Step 1, Download from FedWeb Greatest Hits (https://fedwebgh.intec.ugent.be):
wget -r -nH -nv --no-parent --reject "index.html*" --user="" --password="" \
https://fedwebgh.intec.ugent.be/fedwebgh/meta_data/
wget -r -nH -nv --no-parent --reject "index.html*" --user="" --password="" \
https://fedwebgh.intec.ugent.be/fedwebgh/search_data/fedweb14/FW14-sample-search/
Step 2, Unpack the data:
cd fedwebgh/search_data/fedweb14
find . -name "*.tgz" -exec tar xvfz \{\} \;
Step 3, Compile Searsia Fedweb:
mvn package
Step 4, Install trec_eval
(http://trec.nist.gov/trec_eval/)
wget http://trec.nist.gov/trec_eval/trec_eval_latest.tar.gz
tar xvfz trec_eval_latest.tar.gz
cd trec_eval.9.0/
make
Step 5, Add the Fedweb14 resources (optionally add the following parameters):
java -cp target/searsiafedweb.jar org.searsia.fedweb.FedwebEngines
- 1st: the directory of the downloaded data (default:
fedwebgh
); - 2nd: the directory where you want the index (default:
index
); - 3rd: the name of the index (default
fedbweb14
).
Step 6, Create the FedWeb14 sample index (same optional parameters):
java -cp target/searsiafedweb.jar org.searsia.fedweb.FedwebSamples
- You see "Index 0XX" for each engine that has samples;
- Some engines do not exist, causing normal warnings ("No e006.xml");
Step 7, Start the Searsia server (also works with searsiaserver.jar
v0.4.0):
java -jar target/searsiafedweb.jar -mother=none -name=fedweb14 --path=index
Step 8, Run the experiment: (Required: https://pypi.python.org/pypi/requests)

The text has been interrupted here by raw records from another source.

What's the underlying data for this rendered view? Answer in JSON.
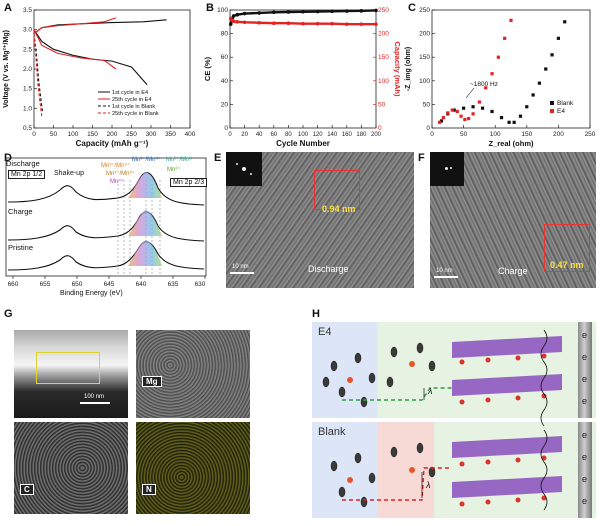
{
  "panels": {
    "A": {
      "letter": "A",
      "ylabel": "Voltage (V vs. Mg²⁺/Mg)",
      "xlabel": "Capacity (mAh g⁻¹)",
      "legend": [
        "1st cycle in E4",
        "25th cycle in E4",
        "1st cycle in Blank",
        "25th cycle in Blank"
      ]
    },
    "B": {
      "letter": "B",
      "ylabel_left": "CE (%)",
      "ylabel_right": "Capacity (mAh)",
      "xlabel": "Cycle Number"
    },
    "C": {
      "letter": "C",
      "ylabel": "-Z_img (ohm)",
      "xlabel": "Z_real (ohm)",
      "annotation": "~1800 Hz",
      "legend": [
        "Blank",
        "E4"
      ]
    },
    "D": {
      "letter": "D",
      "xlabel": "Binding Energy (eV)",
      "rows": [
        "Discharge",
        "Charge",
        "Pristine"
      ],
      "tag_left": "Mn 2p 1/2",
      "tag_right": "Mn 2p 2/3",
      "shakeup": "Shake-up",
      "peak_labels": [
        "Mn³⁺/Mn⁴⁺",
        "Mn²⁺/Mn³⁺",
        "Mn⁴⁺",
        "Mn³⁺/Mn⁴⁺",
        "Mn²⁺/Mn³⁺",
        "Mn²⁺"
      ]
    },
    "E": {
      "letter": "E",
      "d_spacing": "0.94 nm",
      "scale": "10 nm",
      "label": "Discharge"
    },
    "F": {
      "letter": "F",
      "d_spacing": "0.47 nm",
      "scale": "10 nm",
      "label": "Charge"
    },
    "G": {
      "letter": "G",
      "scale": "100 nm",
      "maps": [
        "Mg",
        "C",
        "N"
      ]
    },
    "H": {
      "letter": "H",
      "rows": [
        "E4",
        "Blank"
      ],
      "lambda": "λ",
      "electrode_label": "e"
    }
  },
  "colors": {
    "e4": "#e32222",
    "blank": "#111111",
    "accent_yellow": "#e0d22c"
  },
  "chart_data": [
    {
      "type": "line",
      "title": "",
      "xlabel": "Capacity (mAh g⁻¹)",
      "ylabel": "Voltage (V vs. Mg²⁺/Mg)",
      "xlim": [
        0,
        400
      ],
      "ylim": [
        0.5,
        3.5
      ],
      "xticks": [
        0,
        50,
        100,
        150,
        200,
        250,
        300,
        350,
        400
      ],
      "yticks": [
        0.5,
        1.0,
        1.5,
        2.0,
        2.5,
        3.0,
        3.5
      ],
      "series": [
        {
          "name": "1st cycle in E4",
          "color": "#111111",
          "style": "solid",
          "x": [
            0,
            20,
            50,
            100,
            150,
            200,
            250,
            290
          ],
          "y": [
            3.0,
            2.7,
            2.5,
            2.35,
            2.25,
            2.2,
            2.05,
            1.6
          ]
        },
        {
          "name": "1st cycle in E4 (charge)",
          "color": "#111111",
          "style": "solid",
          "x": [
            0,
            20,
            60,
            120,
            200,
            280,
            340
          ],
          "y": [
            2.9,
            3.05,
            3.12,
            3.15,
            3.18,
            3.2,
            3.25
          ]
        },
        {
          "name": "25th cycle in E4",
          "color": "#e32222",
          "style": "solid",
          "x": [
            0,
            20,
            60,
            120,
            180,
            210
          ],
          "y": [
            3.0,
            2.6,
            2.4,
            2.28,
            2.22,
            2.0
          ]
        },
        {
          "name": "25th cycle in E4 (charge)",
          "color": "#e32222",
          "style": "solid",
          "x": [
            0,
            20,
            60,
            120,
            180,
            210
          ],
          "y": [
            2.9,
            3.05,
            3.1,
            3.15,
            3.2,
            3.3
          ]
        },
        {
          "name": "1st cycle in Blank",
          "color": "#111111",
          "style": "dashed",
          "x": [
            0,
            6,
            12,
            18,
            22
          ],
          "y": [
            2.9,
            2.4,
            1.7,
            1.2,
            0.9
          ]
        },
        {
          "name": "25th cycle in Blank",
          "color": "#e32222",
          "style": "dashed",
          "x": [
            0,
            5,
            10,
            16,
            20
          ],
          "y": [
            2.9,
            2.3,
            1.6,
            1.1,
            0.8
          ]
        }
      ]
    },
    {
      "type": "scatter",
      "title": "",
      "xlabel": "Cycle Number",
      "ylabel_left": "CE (%)",
      "ylabel_right": "Capacity (mAh)",
      "xlim": [
        0,
        200
      ],
      "ylim_left": [
        0,
        100
      ],
      "ylim_right": [
        0,
        250
      ],
      "xticks": [
        0,
        20,
        40,
        60,
        80,
        100,
        120,
        140,
        160,
        180,
        200
      ],
      "yticks_left": [
        0,
        20,
        40,
        60,
        80,
        100
      ],
      "yticks_right": [
        0,
        50,
        100,
        150,
        200,
        250
      ],
      "series": [
        {
          "name": "CE",
          "axis": "left",
          "color": "#111111",
          "x": [
            1,
            3,
            5,
            10,
            20,
            40,
            60,
            80,
            100,
            120,
            140,
            160,
            180,
            200
          ],
          "y": [
            88,
            93,
            95,
            96,
            97,
            97.5,
            98,
            98.3,
            98.5,
            98.7,
            98.9,
            99.1,
            99.3,
            99.6
          ]
        },
        {
          "name": "Capacity",
          "axis": "right",
          "color": "#e32222",
          "x": [
            1,
            3,
            5,
            10,
            20,
            40,
            60,
            80,
            100,
            120,
            140,
            160,
            180,
            200
          ],
          "y": [
            232,
            228,
            226,
            225,
            224,
            223,
            222,
            222,
            221,
            221,
            221,
            220,
            220,
            220
          ]
        }
      ]
    },
    {
      "type": "scatter",
      "title": "",
      "xlabel": "Z_real (ohm)",
      "ylabel": "-Z_img (ohm)",
      "xlim": [
        0,
        250
      ],
      "ylim": [
        0,
        250
      ],
      "xticks": [
        0,
        50,
        100,
        150,
        200,
        250
      ],
      "yticks": [
        0,
        50,
        100,
        150,
        200,
        250
      ],
      "series": [
        {
          "name": "Blank",
          "color": "#111111",
          "x": [
            15,
            25,
            35,
            50,
            65,
            80,
            95,
            110,
            122,
            130,
            140,
            150,
            160,
            170,
            180,
            190,
            200,
            210
          ],
          "y": [
            15,
            30,
            38,
            42,
            45,
            42,
            35,
            22,
            12,
            12,
            25,
            45,
            70,
            95,
            125,
            155,
            190,
            225
          ]
        },
        {
          "name": "E4",
          "color": "#e32222",
          "x": [
            12,
            18,
            25,
            32,
            40,
            46,
            52,
            58,
            65,
            75,
            85,
            95,
            105,
            115,
            125
          ],
          "y": [
            12,
            22,
            32,
            38,
            35,
            25,
            18,
            20,
            30,
            55,
            85,
            115,
            150,
            190,
            228
          ]
        }
      ]
    }
  ]
}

python src/main/python/trec-run.py \
fedwebgh/meta_data/topics/FW-topics.xml >fw.run
Step 9, Evaluate the results: (Required: http://www.numpy.org)
python fedwebgh/meta_data/TREC_evaluation/eval_scripts/FW-eval-RS.py \
fw.run fedwebgh/meta_data/TREC_evaluation/qrels_files/FW14-QRELS-RS.txt \
trec_eval.9.0/
Expected result:
topic,nDCG@10,nDCG@20,nDCG@100,nP@1,nP@5
(...)
all,0.6097,0.6637,0.6829,0.4307,0.5139
More information: Thomas Demeester, Dolf Trieschnigg, Dong Nguyen, Ke Zhou, and Djoerd Hiemstra. Overview of the TREC 2014 Federated Web Search Track, In: Proceedings of the 23rd Text REtrieval Conference Proceedings (TREC), 2015.